REVIEW OF SYSTEMS:  CONSTITUTIONAL:  Currently without fever or chills.  HEENT:  She has some visual impairment, follows with Dr. Doe for her proliferative retinopathy.  CARDIOVASCULAR:  She has a history of CHF and on medication for hypertension and dyslipidemia.  PULMONARY:  Denies cough or shortness of breath.  GASTROINTESTINAL:  No diarrhea, constipation or liver disease.  MUSCULOSKELETAL:  Denies fractures.  SKIN:  She has had recurrent episodes of cellulitis.  NEUROLOGIC:  She has peripheral neuropathy with loss of sensation below the knees. No seizures or blackout spells.  PSYCHIATRIC:  She is not on any medication.

PHYSICAL EXAMINATION:  
VITAL SIGNS:  Blood pressure 115/77, pulse 68, temperature 98.5.
HEENT:  Head was normocephalic. External ears were unremarkable. Lid and conjunctivae clear with mild pallor noted. Dentition is poor, but there are no intraoral lesions.
NECK:  Supple with no thyroid nodules. No carotid bruits.
CHEST:  Symmetrical.
BREASTS:  Not examined.
LUNGS:  Clear to P and A.
HEART:  Regular sinus rhythm, grade 2/6 SEM.
ABDOMEN:  Soft and nontender. No masses or organomegaly. 
GENITAL/RECTAL:  Exam deferred.
EXTREMITIES:  Some erythema in her right leg, although there is no warmth or tenderness. She has marked callus formation and possibly a hemorrhage and/or callus on her right heel. 
SKIN:  Multiple lesions consistent with diabetic dermopathy. 
LYMPHATIC:  No cervical or axillary lymphadenopathy.
NEUROLOGICAL:  Cranial nerves II through XII grossly intact. Deep tendon reflexes are 1 to 2+. Loss in light touch below the knees.
PSYCHIATRIC:  The patient is alert and oriented with good recall for recent and remote events.

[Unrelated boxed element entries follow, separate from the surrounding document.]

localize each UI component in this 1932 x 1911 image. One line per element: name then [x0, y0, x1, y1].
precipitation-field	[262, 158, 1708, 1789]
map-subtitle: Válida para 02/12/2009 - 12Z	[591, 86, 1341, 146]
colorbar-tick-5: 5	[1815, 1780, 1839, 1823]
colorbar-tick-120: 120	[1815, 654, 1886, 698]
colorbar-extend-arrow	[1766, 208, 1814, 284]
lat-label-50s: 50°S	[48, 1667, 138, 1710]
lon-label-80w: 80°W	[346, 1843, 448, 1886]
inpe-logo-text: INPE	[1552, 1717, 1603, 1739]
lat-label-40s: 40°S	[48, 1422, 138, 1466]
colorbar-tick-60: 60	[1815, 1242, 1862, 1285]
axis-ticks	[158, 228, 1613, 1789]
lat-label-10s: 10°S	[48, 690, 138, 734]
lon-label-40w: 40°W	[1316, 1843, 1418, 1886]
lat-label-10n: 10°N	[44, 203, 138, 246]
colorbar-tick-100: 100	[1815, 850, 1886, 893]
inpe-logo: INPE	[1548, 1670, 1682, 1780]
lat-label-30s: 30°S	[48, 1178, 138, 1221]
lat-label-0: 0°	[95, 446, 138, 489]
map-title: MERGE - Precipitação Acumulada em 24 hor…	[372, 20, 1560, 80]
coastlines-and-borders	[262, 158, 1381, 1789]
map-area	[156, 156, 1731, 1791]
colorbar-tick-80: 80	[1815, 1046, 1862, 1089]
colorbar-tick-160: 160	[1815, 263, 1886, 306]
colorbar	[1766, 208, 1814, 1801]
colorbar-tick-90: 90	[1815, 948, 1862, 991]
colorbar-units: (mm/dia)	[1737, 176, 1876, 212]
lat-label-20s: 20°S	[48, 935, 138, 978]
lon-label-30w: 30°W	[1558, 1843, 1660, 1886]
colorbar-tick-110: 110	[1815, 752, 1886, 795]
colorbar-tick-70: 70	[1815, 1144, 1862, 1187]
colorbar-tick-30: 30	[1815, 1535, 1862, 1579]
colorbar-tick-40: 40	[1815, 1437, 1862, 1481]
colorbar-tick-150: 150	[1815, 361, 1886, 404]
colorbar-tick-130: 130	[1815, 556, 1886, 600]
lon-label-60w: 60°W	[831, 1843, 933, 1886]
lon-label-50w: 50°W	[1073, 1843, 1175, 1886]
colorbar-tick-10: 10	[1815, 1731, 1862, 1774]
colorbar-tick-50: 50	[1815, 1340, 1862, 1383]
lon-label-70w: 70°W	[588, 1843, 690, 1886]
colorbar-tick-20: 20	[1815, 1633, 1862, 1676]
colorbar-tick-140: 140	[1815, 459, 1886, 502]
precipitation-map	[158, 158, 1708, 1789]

LABORATORY DATA:  Laboratory studies are reviewed, including BUN ranging from 13 to 54 and creatinine ranging from 3.2 to 5.6. Hemoglobin 11.6, hematocrit 35.6. No recent A1c, although this was 8.2 on MM/DD/YYYY. Blood glucose levels reviewed with results ranging from 64 to 325.

ASSESSMENT:  
1.  Diabetes mellitus, probably type 1 based on her history.  Complications include end-stage renal disease, on dialysis for (X) years, proliferative retinopathy and peripheral neuropathy.
2.  Cellulitis of the right leg. 
3.  Dyslipidemia.
4.  Hypertension.
5.  Chronic smoking.


RECOMMENDATIONS:
1.  We will check hemoglobin A1c.
2.  We will adjust insulin to achieve better control.
3.  Diabetes education to review insulin injection technique, glucose monitoring and diabetic complications.
4.  I have discussed smoking cessation with her at length and every effort should be made to assist this patient woman with smoking cessation.

Thank you very much for this consultation.